Averting her eyes from the stump that used to be William’s right foot, she ran her gaze over his wooden crutches, which were leaning against the bakery wall next to the delivery bicycle. At least he was out of his bedroom – that was something to be grateful for. But she hadn’t seen hide nor hair of Elsie since the other evening when she’d run out of the bakery after the argument with William. And now Maggie had run off too. Everyone was running away, it seemed. She was going to have to do something about that, wasn’t she? It was up to her to keep her ramshackle family together and safe through this war, and she wasn’t about to give up. Thinking about all the people she loved, her throat thickened with sudden emotion.

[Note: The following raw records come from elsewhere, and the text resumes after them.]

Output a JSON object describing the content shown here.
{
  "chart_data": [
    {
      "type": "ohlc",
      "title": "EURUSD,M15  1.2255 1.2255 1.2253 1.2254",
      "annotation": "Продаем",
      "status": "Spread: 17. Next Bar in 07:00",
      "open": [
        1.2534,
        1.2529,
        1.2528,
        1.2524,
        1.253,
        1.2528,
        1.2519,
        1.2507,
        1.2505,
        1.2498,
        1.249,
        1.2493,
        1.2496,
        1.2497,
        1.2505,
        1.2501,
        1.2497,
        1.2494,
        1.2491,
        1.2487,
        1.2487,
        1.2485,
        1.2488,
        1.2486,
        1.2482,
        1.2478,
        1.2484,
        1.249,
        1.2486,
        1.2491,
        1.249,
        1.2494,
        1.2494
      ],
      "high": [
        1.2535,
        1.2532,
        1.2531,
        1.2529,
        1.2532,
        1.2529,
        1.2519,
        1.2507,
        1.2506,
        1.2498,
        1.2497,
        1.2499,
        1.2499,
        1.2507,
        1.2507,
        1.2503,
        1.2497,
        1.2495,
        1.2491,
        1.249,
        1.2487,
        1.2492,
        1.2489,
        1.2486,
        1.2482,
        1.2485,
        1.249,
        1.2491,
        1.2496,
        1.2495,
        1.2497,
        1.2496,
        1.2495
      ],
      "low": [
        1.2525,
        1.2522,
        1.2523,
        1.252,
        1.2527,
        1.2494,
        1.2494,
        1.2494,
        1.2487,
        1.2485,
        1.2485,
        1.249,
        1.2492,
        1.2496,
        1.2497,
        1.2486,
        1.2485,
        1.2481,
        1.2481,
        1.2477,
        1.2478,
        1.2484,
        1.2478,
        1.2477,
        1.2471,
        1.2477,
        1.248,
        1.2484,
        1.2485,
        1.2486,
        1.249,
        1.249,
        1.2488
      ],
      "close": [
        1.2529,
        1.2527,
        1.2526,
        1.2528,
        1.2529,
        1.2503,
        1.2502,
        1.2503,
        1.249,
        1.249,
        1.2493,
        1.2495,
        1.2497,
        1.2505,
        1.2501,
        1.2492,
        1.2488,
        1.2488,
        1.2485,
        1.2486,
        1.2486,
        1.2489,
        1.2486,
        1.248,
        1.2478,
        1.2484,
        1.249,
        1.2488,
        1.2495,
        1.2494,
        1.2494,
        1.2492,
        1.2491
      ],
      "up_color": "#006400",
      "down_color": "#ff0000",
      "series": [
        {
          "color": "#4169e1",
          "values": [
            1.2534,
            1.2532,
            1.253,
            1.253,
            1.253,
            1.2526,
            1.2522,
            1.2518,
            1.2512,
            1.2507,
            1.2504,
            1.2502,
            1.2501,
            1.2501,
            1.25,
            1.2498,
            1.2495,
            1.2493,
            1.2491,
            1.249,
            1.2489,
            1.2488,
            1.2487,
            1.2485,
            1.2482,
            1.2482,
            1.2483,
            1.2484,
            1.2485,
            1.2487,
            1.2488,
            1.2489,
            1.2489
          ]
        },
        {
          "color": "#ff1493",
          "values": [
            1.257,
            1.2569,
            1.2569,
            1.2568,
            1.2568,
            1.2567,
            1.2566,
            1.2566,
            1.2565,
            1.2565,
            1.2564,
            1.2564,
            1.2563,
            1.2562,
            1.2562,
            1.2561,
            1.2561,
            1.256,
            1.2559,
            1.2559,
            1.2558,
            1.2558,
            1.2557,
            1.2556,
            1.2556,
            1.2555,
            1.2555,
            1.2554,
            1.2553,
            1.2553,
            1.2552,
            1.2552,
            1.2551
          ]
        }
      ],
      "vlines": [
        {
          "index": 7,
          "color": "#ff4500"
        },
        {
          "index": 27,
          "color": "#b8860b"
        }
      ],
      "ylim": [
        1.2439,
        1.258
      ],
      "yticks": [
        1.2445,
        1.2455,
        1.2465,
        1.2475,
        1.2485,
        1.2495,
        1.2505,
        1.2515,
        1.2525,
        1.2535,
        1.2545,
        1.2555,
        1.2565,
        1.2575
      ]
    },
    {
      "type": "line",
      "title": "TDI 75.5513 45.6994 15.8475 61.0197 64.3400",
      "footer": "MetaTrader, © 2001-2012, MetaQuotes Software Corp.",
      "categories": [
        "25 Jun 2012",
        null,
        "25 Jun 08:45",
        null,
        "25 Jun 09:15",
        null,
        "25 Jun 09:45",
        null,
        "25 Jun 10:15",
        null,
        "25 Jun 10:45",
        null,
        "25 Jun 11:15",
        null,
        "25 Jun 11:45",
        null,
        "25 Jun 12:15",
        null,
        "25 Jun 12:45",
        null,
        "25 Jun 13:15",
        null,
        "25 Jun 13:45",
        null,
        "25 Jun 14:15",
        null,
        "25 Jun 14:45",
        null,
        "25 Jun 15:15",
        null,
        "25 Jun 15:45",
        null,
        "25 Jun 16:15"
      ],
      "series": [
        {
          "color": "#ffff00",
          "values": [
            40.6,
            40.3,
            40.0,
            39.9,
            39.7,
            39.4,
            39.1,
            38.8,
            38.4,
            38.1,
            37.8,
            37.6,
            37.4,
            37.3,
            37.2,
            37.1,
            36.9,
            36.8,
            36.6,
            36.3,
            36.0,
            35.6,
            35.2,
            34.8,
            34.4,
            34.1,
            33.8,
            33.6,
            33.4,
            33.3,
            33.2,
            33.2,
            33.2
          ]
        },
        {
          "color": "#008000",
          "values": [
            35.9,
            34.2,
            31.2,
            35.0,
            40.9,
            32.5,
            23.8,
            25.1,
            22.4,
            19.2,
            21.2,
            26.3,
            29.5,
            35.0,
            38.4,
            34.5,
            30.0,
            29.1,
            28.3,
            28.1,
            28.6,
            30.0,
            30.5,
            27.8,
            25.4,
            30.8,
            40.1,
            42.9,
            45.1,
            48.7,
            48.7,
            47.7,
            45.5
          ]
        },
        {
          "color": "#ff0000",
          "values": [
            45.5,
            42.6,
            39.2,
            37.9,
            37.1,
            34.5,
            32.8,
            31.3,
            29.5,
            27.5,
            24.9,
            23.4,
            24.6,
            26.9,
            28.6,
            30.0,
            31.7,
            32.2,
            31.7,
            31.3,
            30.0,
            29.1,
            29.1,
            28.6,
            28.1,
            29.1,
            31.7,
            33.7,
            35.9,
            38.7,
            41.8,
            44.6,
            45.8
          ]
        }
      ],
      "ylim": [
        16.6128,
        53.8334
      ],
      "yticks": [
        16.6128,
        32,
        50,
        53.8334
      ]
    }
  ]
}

‘Gracious me, this won’t do at all,’ she tutted, cross with herself, stirring the nettle soup, then pulling herself together and throwing open the window to call to William and Mary: ‘Soup’s ready.’
* * *
‘What do you think I should do?’ she asked John, after dinner, when William had gone to talk to the ARP warden about his fire-watching rota, and Mary was back outside, petting her rabbit. She’d had no intention of talking about Maggie’s pilfering to anyone, but found the words rushing from her lips before her brain caught up.